Changing careers and jobs can be chaotic in a person’s life and can be a lonely experience. Shelly Trebesch in her book Isolation; a place of transformation in the life of a leader has a healthy approach to address various aspects of isolation sometimes caused by a career change. She approaches isolation from a spiritual perspective and says isolation is a fourfold process: striping, wrestling with God, increased intimacy with God and a looking forward to the future (Trebesch 1997, 35).
After reflecting on her principles and my career change in the past, I could relate to the four fold process as I experienced much of these phases. In the 1980s I had a positive experience starting a church in California with the support of two sister churches. My wife and I decided to leverage that experience to start a new church in Seattle but without the support of churches close by. After a couple of years, funds were dwindling and I decided to go bi-vocational and start a second career. The second career lead to become a Nursing Home Administrator with the goal to become an Executive Director of a faith based Continuing Care Retirement Community.
The decision led to a time of isolation and experiencing the 4 phases Trebesch talks about. Stripping was felt as I had a Masters of Divinity and was trained to lead people in a church environment. I knew very little about healthcare and geriatrics which led me on a journey of having my pay cut in half while I interned in a State sponsored Administrator in Training program. This took a year to learn and obtain my license.
The wrestling with God came about through prayer and reflection about working through an unsuccessful church planting effort and deciding to move into another career. Much was learned through a period of months of wrestling and seeking God’s direction in a real life crisis.
Increased intimacy grew over time as I saw God faithful walking along this career transition. He never left me and I found comfort in reading scripture (especially Psalms) and praying through the day to day experience. The lapsing of time and consistent spiritual disciplines helped to take away the pain as my new career became the new normal in my life.

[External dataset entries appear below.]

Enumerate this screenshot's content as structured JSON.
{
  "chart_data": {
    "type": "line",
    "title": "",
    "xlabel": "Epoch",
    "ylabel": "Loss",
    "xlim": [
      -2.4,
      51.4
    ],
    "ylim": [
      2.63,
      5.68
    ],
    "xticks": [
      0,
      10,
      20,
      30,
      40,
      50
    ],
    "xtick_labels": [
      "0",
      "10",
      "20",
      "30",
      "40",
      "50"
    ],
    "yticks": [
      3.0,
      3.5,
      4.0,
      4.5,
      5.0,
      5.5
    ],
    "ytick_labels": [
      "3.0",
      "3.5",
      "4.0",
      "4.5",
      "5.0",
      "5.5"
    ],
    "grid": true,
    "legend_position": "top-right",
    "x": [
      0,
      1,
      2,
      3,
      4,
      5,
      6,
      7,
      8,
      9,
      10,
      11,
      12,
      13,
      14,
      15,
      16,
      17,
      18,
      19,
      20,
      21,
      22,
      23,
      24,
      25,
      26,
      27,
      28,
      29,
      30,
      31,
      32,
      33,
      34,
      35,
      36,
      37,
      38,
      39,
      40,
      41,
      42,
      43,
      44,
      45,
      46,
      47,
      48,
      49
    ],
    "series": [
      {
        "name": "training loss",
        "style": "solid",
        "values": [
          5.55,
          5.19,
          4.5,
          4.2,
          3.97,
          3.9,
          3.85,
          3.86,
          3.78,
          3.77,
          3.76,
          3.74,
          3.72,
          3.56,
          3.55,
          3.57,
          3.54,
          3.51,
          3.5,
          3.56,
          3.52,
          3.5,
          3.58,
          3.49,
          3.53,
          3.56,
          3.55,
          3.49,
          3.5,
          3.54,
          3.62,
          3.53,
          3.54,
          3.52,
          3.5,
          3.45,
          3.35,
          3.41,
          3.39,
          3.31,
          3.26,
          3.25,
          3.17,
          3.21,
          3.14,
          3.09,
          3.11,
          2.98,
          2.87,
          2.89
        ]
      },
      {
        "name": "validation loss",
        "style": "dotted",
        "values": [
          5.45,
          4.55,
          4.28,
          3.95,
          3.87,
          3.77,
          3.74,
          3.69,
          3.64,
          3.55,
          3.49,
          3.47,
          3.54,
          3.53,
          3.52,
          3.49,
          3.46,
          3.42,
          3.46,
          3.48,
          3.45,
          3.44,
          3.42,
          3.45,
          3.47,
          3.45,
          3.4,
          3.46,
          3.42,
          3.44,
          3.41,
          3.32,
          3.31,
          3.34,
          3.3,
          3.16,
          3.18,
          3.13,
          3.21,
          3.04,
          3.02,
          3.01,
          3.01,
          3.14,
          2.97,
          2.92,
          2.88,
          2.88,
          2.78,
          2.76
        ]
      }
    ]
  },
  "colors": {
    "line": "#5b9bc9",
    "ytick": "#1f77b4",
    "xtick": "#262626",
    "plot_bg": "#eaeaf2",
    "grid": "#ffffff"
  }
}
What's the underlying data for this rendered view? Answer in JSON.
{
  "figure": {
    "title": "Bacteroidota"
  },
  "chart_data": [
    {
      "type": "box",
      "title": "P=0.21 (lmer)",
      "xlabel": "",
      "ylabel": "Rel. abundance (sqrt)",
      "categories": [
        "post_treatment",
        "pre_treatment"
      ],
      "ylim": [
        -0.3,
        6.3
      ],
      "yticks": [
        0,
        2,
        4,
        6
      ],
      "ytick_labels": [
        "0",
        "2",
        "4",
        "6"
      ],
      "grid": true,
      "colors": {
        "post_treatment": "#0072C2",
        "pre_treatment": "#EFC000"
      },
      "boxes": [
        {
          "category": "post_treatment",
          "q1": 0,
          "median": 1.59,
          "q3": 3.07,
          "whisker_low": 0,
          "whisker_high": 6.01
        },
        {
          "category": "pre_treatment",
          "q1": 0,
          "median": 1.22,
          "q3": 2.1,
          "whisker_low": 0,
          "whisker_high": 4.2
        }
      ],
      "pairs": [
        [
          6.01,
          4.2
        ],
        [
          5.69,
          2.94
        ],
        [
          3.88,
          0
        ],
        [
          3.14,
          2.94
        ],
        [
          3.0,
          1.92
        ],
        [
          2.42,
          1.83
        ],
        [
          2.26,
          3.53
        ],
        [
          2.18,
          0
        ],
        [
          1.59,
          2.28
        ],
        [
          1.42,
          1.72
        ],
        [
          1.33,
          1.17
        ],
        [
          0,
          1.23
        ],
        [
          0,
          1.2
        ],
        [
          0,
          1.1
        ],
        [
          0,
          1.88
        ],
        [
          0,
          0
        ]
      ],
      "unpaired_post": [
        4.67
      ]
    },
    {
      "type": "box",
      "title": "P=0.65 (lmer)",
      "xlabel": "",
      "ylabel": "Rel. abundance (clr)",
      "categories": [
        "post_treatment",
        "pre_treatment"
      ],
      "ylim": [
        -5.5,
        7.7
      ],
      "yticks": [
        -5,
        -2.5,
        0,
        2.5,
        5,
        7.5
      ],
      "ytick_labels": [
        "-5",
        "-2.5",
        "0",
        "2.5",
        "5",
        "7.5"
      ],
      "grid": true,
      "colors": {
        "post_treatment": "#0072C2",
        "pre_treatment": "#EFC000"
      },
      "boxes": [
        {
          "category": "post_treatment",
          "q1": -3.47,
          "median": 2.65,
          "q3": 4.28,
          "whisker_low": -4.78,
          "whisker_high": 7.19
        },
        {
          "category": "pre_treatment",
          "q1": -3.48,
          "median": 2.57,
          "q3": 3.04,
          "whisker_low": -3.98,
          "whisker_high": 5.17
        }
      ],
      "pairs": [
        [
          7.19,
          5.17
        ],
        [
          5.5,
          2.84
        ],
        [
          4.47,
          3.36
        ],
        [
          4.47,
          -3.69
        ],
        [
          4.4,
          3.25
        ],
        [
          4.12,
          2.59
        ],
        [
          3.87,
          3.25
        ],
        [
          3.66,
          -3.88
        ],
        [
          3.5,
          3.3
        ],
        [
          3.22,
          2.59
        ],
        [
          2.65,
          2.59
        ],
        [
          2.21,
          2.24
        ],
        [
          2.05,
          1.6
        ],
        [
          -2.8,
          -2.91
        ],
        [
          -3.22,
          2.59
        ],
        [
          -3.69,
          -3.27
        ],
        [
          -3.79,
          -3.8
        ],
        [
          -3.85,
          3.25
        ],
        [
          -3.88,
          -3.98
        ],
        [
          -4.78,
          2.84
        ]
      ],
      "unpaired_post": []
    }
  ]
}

Finally, the looking forward stage was feeling a release that it was ok to pursue another career as a lay pastor and not a professional pastor. This stage took a few years to be released to lean into my new career.
Changing careers can be a lonely and isolating experience and Trebesch’s work was encouraging to read and reflect over some of the isolating experience my journey has taken me. How about you? Tell me about a career change you experienced. Did you also experience the fourfold process? Was your experience a blessing or a curse?
Trebesch, Shelley. Isolation: A Place of Transformation in the Life of A Leader. Altadena, California: Barnabas Publishers, 1997.